No es casual tampoco que sea precisamente en el juicio donde Porcia hace su aleccionadora aparición. Se presenta al tribunal disfrazada de abogado y con excelente retórica invierte la apariencia de los hechos. Aduce que en el contrato no figura que el judío pueda extraer sangre junto con la libra de carne, lo que hace prácticamente imposible la extracción. Hasta Shylock se convence. Tanto se dan vuelta las cosas que no sólo se queda sin cobrar la deuda, sino que los jueces del tribunal terminan por considerar legítimo despojarlo de todos sus bienes. De suplicar por la vida de Antonio, el auditorio pasa a clamar por el castigo del judío, que pasa de sentirse fuerte y justiciero a abatido y humillado. No importan tanto las razones o los argumentos por los cuáles todo cambia de aspecto -de hecho la argucia retórica del falso abogado es demasiado obvia para tomarla como un intento de Shakespeare por dar verosimilitud a la escena- sino el poder de las apariencias que revelan los cambios. De la brutal apariencia que había impuesto el judío a fuerza de convicción, todo adquiere la apariencia contraria mediante la sagaz operación de Porcia.
¿Pero qué quiso enseñarle Porcia a su amante con todo esto? Vayamos un poco más atrás en esta historia. No en vano la hábil princesa había hecho jurar a su reciente marido, antes de que partiese en auxilio de Antonio, que conservara para siempre el anillo que ella le obsequiaba como símbolo del amor eterno que decían profesarse. Como a lo largo del juicio Basanio no se da cuenta de que el abogado es su esposa, cuando el juicio concluye le ofrece como recompensa una tentadora suma de dinero que sin embargo él (ella) rechaza. Lo único que dice aceptar como recompensa es el anillo que Basanio lleva puesto en el dedo.

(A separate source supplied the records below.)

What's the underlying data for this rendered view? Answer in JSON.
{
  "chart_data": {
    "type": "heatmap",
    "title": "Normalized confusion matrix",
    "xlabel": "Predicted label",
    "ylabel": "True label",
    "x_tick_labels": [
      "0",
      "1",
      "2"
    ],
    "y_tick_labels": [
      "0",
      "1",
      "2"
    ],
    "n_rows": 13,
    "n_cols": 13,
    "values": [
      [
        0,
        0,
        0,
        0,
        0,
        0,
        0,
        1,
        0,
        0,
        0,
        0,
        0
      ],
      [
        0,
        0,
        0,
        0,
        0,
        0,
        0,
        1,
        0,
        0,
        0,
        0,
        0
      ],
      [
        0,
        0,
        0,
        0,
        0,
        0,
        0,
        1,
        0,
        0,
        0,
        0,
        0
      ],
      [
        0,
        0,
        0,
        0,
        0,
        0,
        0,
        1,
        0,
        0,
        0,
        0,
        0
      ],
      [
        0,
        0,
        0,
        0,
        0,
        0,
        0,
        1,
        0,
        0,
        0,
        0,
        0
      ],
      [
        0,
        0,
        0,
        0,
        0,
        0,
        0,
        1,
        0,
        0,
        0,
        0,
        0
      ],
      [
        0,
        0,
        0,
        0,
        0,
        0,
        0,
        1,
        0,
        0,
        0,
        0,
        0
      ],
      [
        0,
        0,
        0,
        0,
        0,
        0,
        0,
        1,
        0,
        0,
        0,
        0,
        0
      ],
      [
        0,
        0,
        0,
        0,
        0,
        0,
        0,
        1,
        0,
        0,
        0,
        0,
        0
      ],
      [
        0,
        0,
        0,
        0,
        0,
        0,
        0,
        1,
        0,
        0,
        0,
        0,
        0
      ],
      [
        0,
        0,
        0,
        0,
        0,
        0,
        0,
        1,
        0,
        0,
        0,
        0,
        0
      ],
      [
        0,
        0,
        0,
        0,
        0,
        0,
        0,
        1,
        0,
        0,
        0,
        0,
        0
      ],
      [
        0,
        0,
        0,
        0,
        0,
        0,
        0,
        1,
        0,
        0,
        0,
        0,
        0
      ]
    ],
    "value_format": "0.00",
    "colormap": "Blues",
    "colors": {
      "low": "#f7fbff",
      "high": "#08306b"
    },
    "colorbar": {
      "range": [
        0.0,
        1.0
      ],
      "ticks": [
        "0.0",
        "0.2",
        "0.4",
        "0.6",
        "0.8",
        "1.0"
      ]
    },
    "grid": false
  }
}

Naturalmente, Basanio retorna sin anillo al palacio. Su esposa, que lo espera sin disfraces, simula que enfurece cuando advierte que él ya no lo lleva en su mano: en realidad disfruta mostrándole que no estuvo a la altura del amor que dijo sentir. Finalmente Porcia le devuelve el anillo a Basanio y, ante su la sorpresa, confiesa todo lo ocurrido y se lo devuelve a condición de que no lo pierda nunca más.